Vincent Shen: Anyone who actively follows the retail sector or has been listening to this show in the past year is likely aware of the challenges faced by retailers, especially those of the traditional brick-and-mortar variety. There's been store closures, bankruptcies, and the "retail apocalypse". They come up pretty often.
But in our previous discussions of these companies and retailers and the sector overall, we've addressed headwinds like online competitors, shifts in consumer spending and preferences, declining foot traffic, and the cost of some of these omnichannel investments. But what we haven't really touched on is the role that certain investors have often played in worsening the declines for some of these retailers. Specifically, I'm referring to private equity investors and how their playbook can end up hobbling a retail operation for short-term gains at the expense of the overall longevity of the business.
Dan, you came to me specifically wanting to cover this topic, so I'll pass you the baton. Can you give listeners, really quick, a high-level take on the situation? Once we have that framework, we can talk about some more specific examples.

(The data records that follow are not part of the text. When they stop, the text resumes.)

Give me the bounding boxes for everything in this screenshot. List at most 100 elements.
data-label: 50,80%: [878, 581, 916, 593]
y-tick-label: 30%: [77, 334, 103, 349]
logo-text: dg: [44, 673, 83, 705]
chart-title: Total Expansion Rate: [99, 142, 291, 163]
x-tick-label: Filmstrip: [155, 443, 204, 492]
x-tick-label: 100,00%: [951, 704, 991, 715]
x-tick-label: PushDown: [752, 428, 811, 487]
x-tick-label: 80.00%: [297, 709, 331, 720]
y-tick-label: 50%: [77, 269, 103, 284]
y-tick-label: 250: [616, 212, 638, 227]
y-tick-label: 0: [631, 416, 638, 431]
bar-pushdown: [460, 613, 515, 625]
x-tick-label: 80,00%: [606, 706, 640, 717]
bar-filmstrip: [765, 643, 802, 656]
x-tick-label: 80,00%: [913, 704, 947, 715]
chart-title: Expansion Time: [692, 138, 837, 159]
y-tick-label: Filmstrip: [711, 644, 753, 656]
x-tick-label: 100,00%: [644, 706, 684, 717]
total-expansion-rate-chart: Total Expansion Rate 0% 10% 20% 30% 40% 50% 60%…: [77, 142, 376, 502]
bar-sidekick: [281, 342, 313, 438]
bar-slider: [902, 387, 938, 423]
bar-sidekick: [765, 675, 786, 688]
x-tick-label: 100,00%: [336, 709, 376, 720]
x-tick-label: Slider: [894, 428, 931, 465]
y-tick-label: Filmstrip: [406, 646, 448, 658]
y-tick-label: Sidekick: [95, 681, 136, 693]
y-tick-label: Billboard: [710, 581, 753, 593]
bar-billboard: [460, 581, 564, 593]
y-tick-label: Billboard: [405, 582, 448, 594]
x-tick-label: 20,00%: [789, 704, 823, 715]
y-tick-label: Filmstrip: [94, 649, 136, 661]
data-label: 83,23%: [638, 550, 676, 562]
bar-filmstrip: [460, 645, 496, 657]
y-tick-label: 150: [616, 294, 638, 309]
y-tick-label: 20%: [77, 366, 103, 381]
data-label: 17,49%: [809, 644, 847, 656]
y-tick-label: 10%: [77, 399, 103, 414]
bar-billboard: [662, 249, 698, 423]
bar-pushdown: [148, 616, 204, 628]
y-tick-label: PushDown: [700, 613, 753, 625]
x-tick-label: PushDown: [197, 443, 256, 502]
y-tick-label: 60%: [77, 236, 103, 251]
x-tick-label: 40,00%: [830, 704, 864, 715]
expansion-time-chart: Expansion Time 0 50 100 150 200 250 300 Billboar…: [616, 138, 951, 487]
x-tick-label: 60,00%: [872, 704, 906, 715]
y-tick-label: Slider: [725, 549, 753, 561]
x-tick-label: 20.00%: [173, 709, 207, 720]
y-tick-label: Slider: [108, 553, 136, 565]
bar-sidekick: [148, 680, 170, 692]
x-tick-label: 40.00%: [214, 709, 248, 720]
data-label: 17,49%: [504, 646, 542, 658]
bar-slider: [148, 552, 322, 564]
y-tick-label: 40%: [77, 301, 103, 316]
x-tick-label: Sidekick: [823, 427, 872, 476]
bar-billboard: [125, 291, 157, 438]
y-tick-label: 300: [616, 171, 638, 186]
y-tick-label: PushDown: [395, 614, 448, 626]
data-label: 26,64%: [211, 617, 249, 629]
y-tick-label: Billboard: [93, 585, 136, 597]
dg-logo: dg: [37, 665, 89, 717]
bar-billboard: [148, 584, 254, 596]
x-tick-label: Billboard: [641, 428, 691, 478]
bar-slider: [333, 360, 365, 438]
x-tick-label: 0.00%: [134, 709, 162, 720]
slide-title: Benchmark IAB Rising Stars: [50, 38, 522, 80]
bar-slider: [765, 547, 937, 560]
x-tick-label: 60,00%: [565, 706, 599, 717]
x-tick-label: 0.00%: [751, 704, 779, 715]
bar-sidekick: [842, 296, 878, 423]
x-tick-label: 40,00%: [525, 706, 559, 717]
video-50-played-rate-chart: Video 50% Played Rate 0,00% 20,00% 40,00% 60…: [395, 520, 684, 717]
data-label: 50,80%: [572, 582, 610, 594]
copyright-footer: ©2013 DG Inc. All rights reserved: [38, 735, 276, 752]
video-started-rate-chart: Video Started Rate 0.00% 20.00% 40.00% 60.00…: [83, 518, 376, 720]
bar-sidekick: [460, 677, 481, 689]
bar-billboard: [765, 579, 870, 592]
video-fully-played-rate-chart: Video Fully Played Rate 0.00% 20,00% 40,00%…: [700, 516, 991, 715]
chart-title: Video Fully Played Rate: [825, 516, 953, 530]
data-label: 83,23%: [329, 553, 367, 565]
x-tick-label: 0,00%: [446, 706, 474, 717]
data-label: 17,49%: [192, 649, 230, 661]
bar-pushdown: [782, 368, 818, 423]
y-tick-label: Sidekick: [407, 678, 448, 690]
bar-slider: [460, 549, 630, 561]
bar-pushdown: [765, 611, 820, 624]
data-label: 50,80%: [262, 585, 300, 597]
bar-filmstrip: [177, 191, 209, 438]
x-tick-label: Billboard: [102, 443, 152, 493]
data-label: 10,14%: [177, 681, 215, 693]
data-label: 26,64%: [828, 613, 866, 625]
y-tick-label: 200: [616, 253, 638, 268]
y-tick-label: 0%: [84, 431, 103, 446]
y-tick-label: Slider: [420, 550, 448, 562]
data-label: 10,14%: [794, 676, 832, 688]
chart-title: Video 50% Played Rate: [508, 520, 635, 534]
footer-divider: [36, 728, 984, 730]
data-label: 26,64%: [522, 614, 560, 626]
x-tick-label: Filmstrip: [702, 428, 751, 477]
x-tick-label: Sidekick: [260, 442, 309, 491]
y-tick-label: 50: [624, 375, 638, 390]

Dan Kline: It's called a leveraged buyout. And what a leveraged buyout means is, let's pretend a company is worth $3 billion. The investors, the private equity, put up a very small amount of money, maybe $300 million. Then, they use the equity the company has to issue debt to then fund the purchase of the company. So essentially, they're taking a company that's very healthy, that has a great balance sheet, and they're saddling it with all sorts of debt.